U.S. Navy Announces New COVID-19 Vaccination Guidelines

Photo Credit: Petty Officer 3rd Class Alan Robertson / DVIDS

The United States Navy has announced new guidelines regarding service members and the COVID-19 vaccine. In a message sent to all active-duty personnel this week, it was revealed those not fully vaccinated by November 28, 2021 will face honorable separation without involuntary separation.

Male Navy sailor having his temperature taken by a comrade
Photo Credit: Seaman Apprentice Angel Jaskuloski / DVIDS

The regulations apply to those who have not received an exemption from getting the vaccine, according to Vice Chief of Naval Operations Admiral William Lescher and Chief of Naval Personnel Vice Admiral John Nowell.

To meet the November 28 deadline, sailors receiving the two-shot Moderna or Pfizer vaccine must get their second dose by November 14, 2021, as a person is not fully vaccinated until two weeks after receiving their second shot. Those wishing to receive the one-dose Johnson & Johnson vaccine must get their shot by the same date.

The new guidelines also apply to those in the Ready Reserve Navy. However, they have until December 28, 2021 to get fully vaccinated.

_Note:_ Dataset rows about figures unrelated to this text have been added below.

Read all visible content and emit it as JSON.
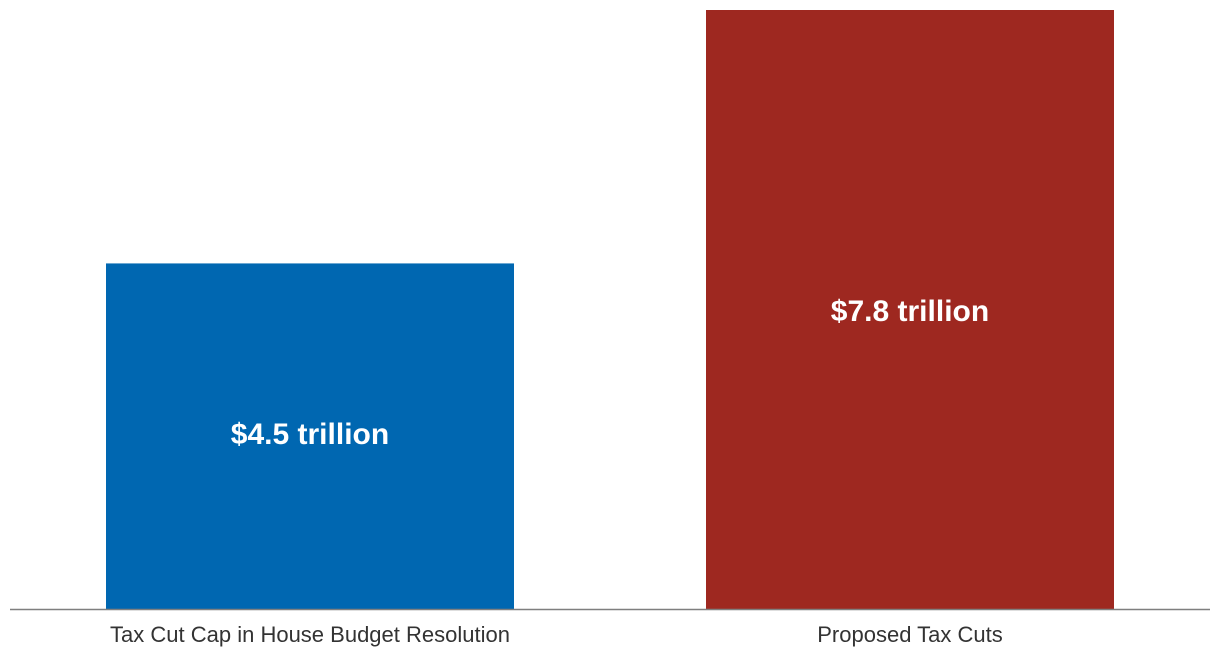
{
  "chart_data": {
    "type": "bar",
    "title": "",
    "xlabel": "",
    "ylabel": "",
    "categories": [
      "Tax Cut Cap in House Budget Resolution",
      "Proposed Tax Cuts"
    ],
    "values": [
      4.5,
      7.8
    ],
    "value_labels": [
      "$4.5 trillion",
      "$7.8 trillion"
    ],
    "colors": [
      "#0067b1",
      "#9e2820"
    ],
    "ylim": [
      0,
      7.8
    ],
    "grid": false,
    "legend": "none",
    "axis_line_color": "#7f7f7f",
    "category_label_color": "#333333",
    "value_label_color": "#ffffff"
  }
}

Female sailor giving a male sailor the COVID-19 vaccine
Photo Credit: Petty Officer 2nd Class Erwin Jacob Miciano / DVIDS

Sailors who remain unvaccinated will be presented before the Navy’s newly-established Consolidated Disposition Authority. Those who are separated for their refusal to get the vaccine “will receive no lower than a general discharge under honorable conditions,” according to the statement. This type of discharge could mean the loss of some veterans’ benefits.

As well, unvaccinated service members will no longer be eligible for promotion, re-enlistment, advancement, or the execution of orders outside of those involving separation. Officers refusing to be vaccinated will have any pending promotions delayed.

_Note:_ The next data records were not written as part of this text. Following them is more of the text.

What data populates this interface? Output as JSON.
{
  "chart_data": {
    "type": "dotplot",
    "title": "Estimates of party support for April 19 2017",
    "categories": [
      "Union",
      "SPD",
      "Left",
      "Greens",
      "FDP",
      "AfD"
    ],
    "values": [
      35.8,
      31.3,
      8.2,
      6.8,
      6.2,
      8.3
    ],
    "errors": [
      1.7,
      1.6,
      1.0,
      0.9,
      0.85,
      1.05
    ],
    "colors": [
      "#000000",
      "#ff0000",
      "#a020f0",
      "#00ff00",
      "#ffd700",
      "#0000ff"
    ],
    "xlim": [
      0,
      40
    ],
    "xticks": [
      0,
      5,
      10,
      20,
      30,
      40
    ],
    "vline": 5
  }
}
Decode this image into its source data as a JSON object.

“The CCDA may also seek recoupment of applicable bonuses, special and incentive pays, and the cost of training and education for service members refusing the vaccine,” the service wrote.

Male sailor being given the COVID-19 vaccine
Photo Credit: Petty Officer 2nd Class Angel Jaskuloski / DVIDS

According to the statement, service members who refuse the vaccine can be temporarily re-assigned, depending on operational readiness or requirements for a mission. This is due to the fact that the COVID-19 vaccine is a mandatory requirement for service.

Before they can be reprimanded, sailors who refuse their first dose of the vaccine must receive counseling to ensure they know the facts, efficacy, and importance of getting it. Should they still refuse, their supervisor must submit a “special evaluation or fitness report” and document their failure to comply with an official order. From there, the command must report them to Navy Personnel Command, which oversees the Consolidated Disposition Authority.

“Sailors must be prepared to execute their mission at all times, in places throughout the world, including where vaccination rates are low and disease transmission is high,” according to a news release issued on October 15. “Immunizations are of paramount importance to protecting the health of the force and the warfighting readiness of the Fleet.”

Male sailor being given the COVID-19 vaccine
Photo Credit: Petty Officer 2nd Class Erwin Jacob Miciano / DVIDS

This past August, the Pentagon made it mandatory for all troops to receive the COVID-19 vaccination, with each individual service branch given the freedom to establish their own deadlines and processes. At present, the Navy is the first to release its separation process.

Approximately 94 percent of active-duty Naval personnel are fully vaccinated, while 99 percent have received their first dose.